La difficoltà di mettere la parola “fine”.
01/21/2023Io leggo, ma leggo proprio tanto. Divoro un po’ di tutto dalla saggistica, ai romanzi, ai gialli, ma soprattutto leggo manga e fantasy. Datemi un’ambientazione fantasy, un vampiro o due, qualche dramma e quel libro ve lo divorerò in una giornata (sì, anche se sono libri estremamente lunghi!)
Ricordo ancora quando è esploso il boom dei vampiri con Twilight, una saga che al tempo ho apprezzato e trovato divertente seppure preferisca la tradizionale figura di vampiro che incenerisce al sole. In quel periodo sono esplose saghe di vampiri una dietro l’altra come se prima di allora non esistessero – la Rice?
Comunque, finii “invischiata” in una saga libraria che ancora oggi perdura: La Confraternita del Pugnale Nero di J.R Ward.
Al momento si contano 20 libri della serie principale, più alcune novelle, spin-off e libri riguardanti la BDB Legacy. Dico subito che questa serie mi è piaciuta moltissimo. Non ricordo chi mi “spinse” a comprare il primo libro, Il Risveglio, edito da Rizzoli, ma sta di fatto che lo divorai. Aspettavo il libro successivo quasi come un’ossessione, volevo sapere cosa succedeva dopo, quale nuova avventura mi aspettava e come se la sarebbero cavata i Fratelli, ma soprattutto i Bastardi.
Bene, a distanza di alcuni anni direi che forse è giunta l’ora di concluderla questa fortunata serie, non trovate? Ho concluso da poco la lettura di Love Arisen e ho fatto non poca fatica. Certamente sono cambiata, non sono più l’universitaria che leggeva per evadere da leggi e decreti, ma ho trovato quest’ultimo libro – e quelli precedenti – estremamente noioso.

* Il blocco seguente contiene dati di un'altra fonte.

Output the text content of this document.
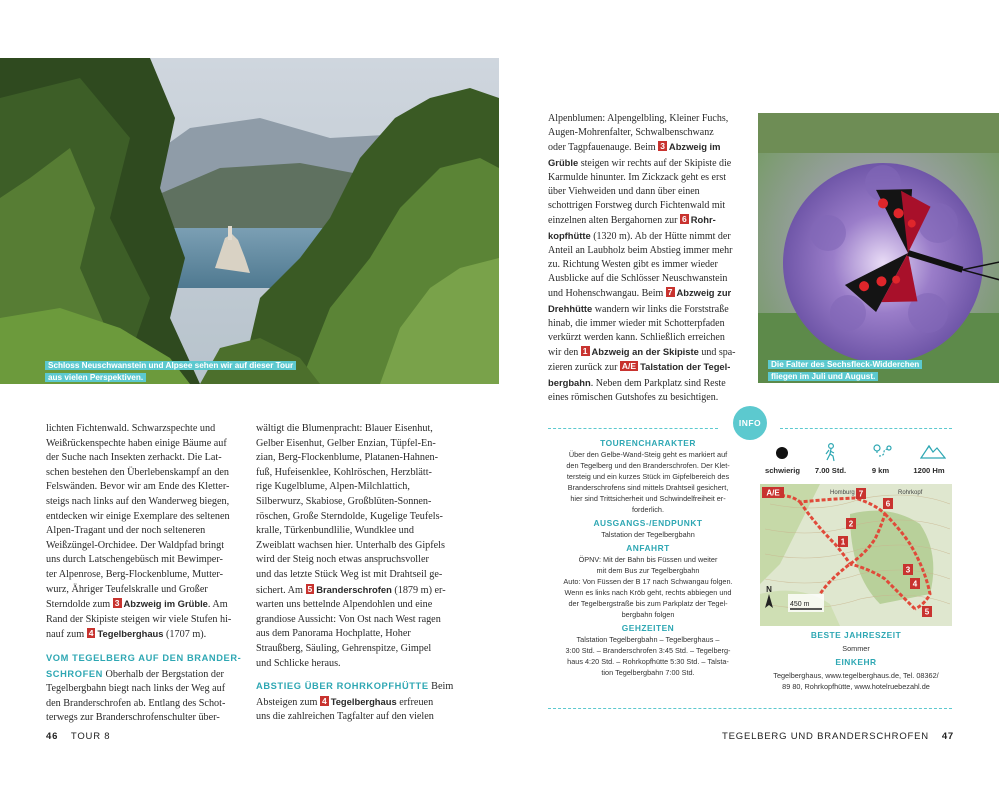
Schloss Neuschwanstein und Alpsee sehen wir auf dieser Tour
aus vielen Perspektiven.

lichten Fichtenwald. Schwarzspechte und

Weißrückenspechte haben einige Bäume auf

der Suche nach Insekten zerhackt. Die Lat-

schen bestehen den Überlebenskampf an den

Felswänden. Bevor wir am Ende des Kletter-

steigs nach links auf den Wanderweg biegen,

entdecken wir einige Exemplare des seltenen

Alpen-Tragant und der noch selteneren

Weißzüngel-Orchidee. Der Waldpfad bringt

uns durch Latschengebüsch mit Bewimper-

ter Alpenrose, Berg-Flockenblume, Mutter-

wurz, Ähriger Teufelskralle und Großer

Sterndolde zum 3 Abzweig im Grüble. Am

Rand der Skipiste steigen wir viele Stufen hi-

nauf zum 4 Tegelberghaus (1707 m).

VOM TEGELBERG AUF DEN BRANDER-

SCHROFEN Oberhalb der Bergstation der

Tegelbergbahn biegt nach links der Weg auf

den Branderschrofen ab. Entlang des Schot-

terwegs zur Branderschrofenschulter über-

wältigt die Blumenpracht: Blauer Eisenhut,

Gelber Eisenhut, Gelber Enzian, Tüpfel-En-

zian, Berg-Flockenblume, Platanen-Hahnen-

fuß, Hufeisenklee, Kohlröschen, Herzblätt-

rige Kugelblume, Alpen-Milchlattich,

Silberwurz, Skabiose, Großblüten-Sonnen-

röschen, Große Sterndolde, Kugelige Teufels-

kralle, Türkenbundlilie, Wundklee und

Zweiblatt wachsen hier. Unterhalb des Gipfels

wird der Steig noch etwas anspruchsvoller

und das letzte Stück Weg ist mit Drahtseil ge-

sichert. Am 5 Branderschrofen (1879 m) er-

warten uns bettelnde Alpendohlen und eine

grandiose Aussicht: Von Ost nach West ragen

aus dem Panorama Hochplatte, Hoher

Straußberg, Säuling, Gehrenspitze, Gimpel

und Schlicke heraus.

ABSTIEG ÜBER ROHRKOPFHÜTTE Beim

Absteigen zum 4 Tegelberghaus erfreuen

uns die zahlreichen Tagfalter auf den vielen

46 TOUR 8

Alpenblumen: Alpengelbling, Kleiner Fuchs,

Augen-Mohrenfalter, Schwalbenschwanz

oder Tagpfauenauge. Beim 3 Abzweig im

Grüble steigen wir rechts auf der Skipiste die

Karmulde hinunter. Im Zickzack geht es erst

über Viehweiden und dann über einen

schottrigen Forstweg durch Fichtenwald mit

einzelnen alten Bergahornen zur 6 Rohr-

kopfhütte (1320 m). Ab der Hütte nimmt der

Anteil an Laubholz beim Abstieg immer mehr

zu. Richtung Westen gibt es immer wieder

Ausblicke auf die Schlösser Neuschwanstein

und Hohenschwangau. Beim 7 Abzweig zur

Drehhütte wandern wir links die Forststraße

hinab, die immer wieder mit Schotterpfaden

verkürzt werden kann. Schließlich erreichen

wir den 1 Abzweig an der Skipiste und spa-

zieren zurück zur A/E Talstation der Tegel-

bergbahn. Neben dem Parkplatz sind Reste

eines römischen Gutshofes zu besichtigen.

Die Falter des Sechsfleck-Widderchen
fliegen im Juli und August.
INFO

TOURENCHARAKTER

Über den Gelbe-Wand-Steig geht es markiert auf
den Tegelberg und den Branderschrofen. Der Klet-
tersteig und ein kurzes Stück im Gipfelbereich des
Branderschrofens sind mittels Drahtseil gesichert,
hier sind Trittsicherheit und Schwindelfreiheit er-
forderlich.

AUSGANGS-/ENDPUNKT

Talstation der Tegelbergbahn

ANFAHRT

ÖPNV: Mit der Bahn bis Füssen und weiter
mit dem Bus zur Tegelbergbahn
Auto: Von Füssen der B 17 nach Schwangau folgen.
Wenn es links nach Kröb geht, rechts abbiegen und
der Tegelbergstraße bis zum Parkplatz der Tegel-
bergbahn folgen

GEHZEITEN

Talstation Tegelbergbahn – Tegelberghaus –
3:00 Std. – Branderschrofen 3:45 Std. – Tegelberg-
haus 4:20 Std. – Rohrkopfhütte 5:30 Std. – Talsta-
tion Tegelbergbahn 7:00 Std.
schwierig	7.00 Std.	9 km	1200 Hm
A/E	Homburg	Rohrkopf
7
6
2
1
3
4
5
450 m
N

BESTE JAHRESZEIT

Sommer

EINKEHR

Tegelberghaus, www.tegelberghaus.de, Tel. 08362/
89 80, Rohrkopfhütte, www.hotelruebezahl.de
TEGELBERG UND BRANDERSCHROFEN 47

Ricordo che leggevo i personaggi della Ward con estremo interesse perché erano ben descritti, ben strutturati con solide storie e trame. C’era il cattivo, c’era l’eroe e anche l’eroina, qualche dramma ben orchestrato, il punto di rottura e, spesso, il lieto fine. Queste caratteristiche permangono anche negli ultimi libri, ma manca quel quid che davvero li rende interessanti. Ecco che qui si innesta il mio intervento: perché non usare la parola fine? Sì, proprio fine come accadeva un tempo a conclusione di un manoscritto o di un film.
I più cinici di voi diranno che è un motivo puramente economico e forse è vero. Però la fedeltà al lettore? Ecco forse talvolta gli autori dovrebbero pensare anche ai propri lettori e non soltanto alle proprie tasche. Perché vedete da lettrice la cosa che più mi ferisce è vedere personaggi finire snaturati, compiere azioni non in linea con quello che è il loro carattere o diventare politicamente corretti a scapito di trama, interazioni, verosimiglianze varie con la storia stessa.
Ho fatto riferimento alla saga di J. R. Ward perché è uno degli ultimi libri che ho letto, ma ci sono tante altre casistiche in cui la saga avrebbe dovuto vedere la fine.
E non solamente nei libri, ma anche le serie televisive sono costantemente portate all’eccesso. Shonda hai ideato una serie tv accattivante che denuncia molti dei problemi che affliggono la sanità americana, ma non credi che dopo 19 stagioni sia il caso di darle un degno finale?
Talvolta concludere una storia, che sia tra le pagine di un libro o su uno schermo, può intimidire tanto da trascinarla nel tempo. Forse perché viviamo attraverso i personaggi stessi, forse perché la paura dell’ignoto è soverchiante o forse perché gli interessi in gioco sono troppi e troppo importanti. Eppure l’importanza della fine è primigenia. Così come per cominciare un’avventura occorre coraggio, lo stesso coraggio serve per finire qualcosa. Allora talvolta troviamolo il coraggio di mettere la parola fine a storie che oramai la conclusione l’hanno vista da tempo.

Ho imparato che è possibile cambiare idea. Anzi, fa bene.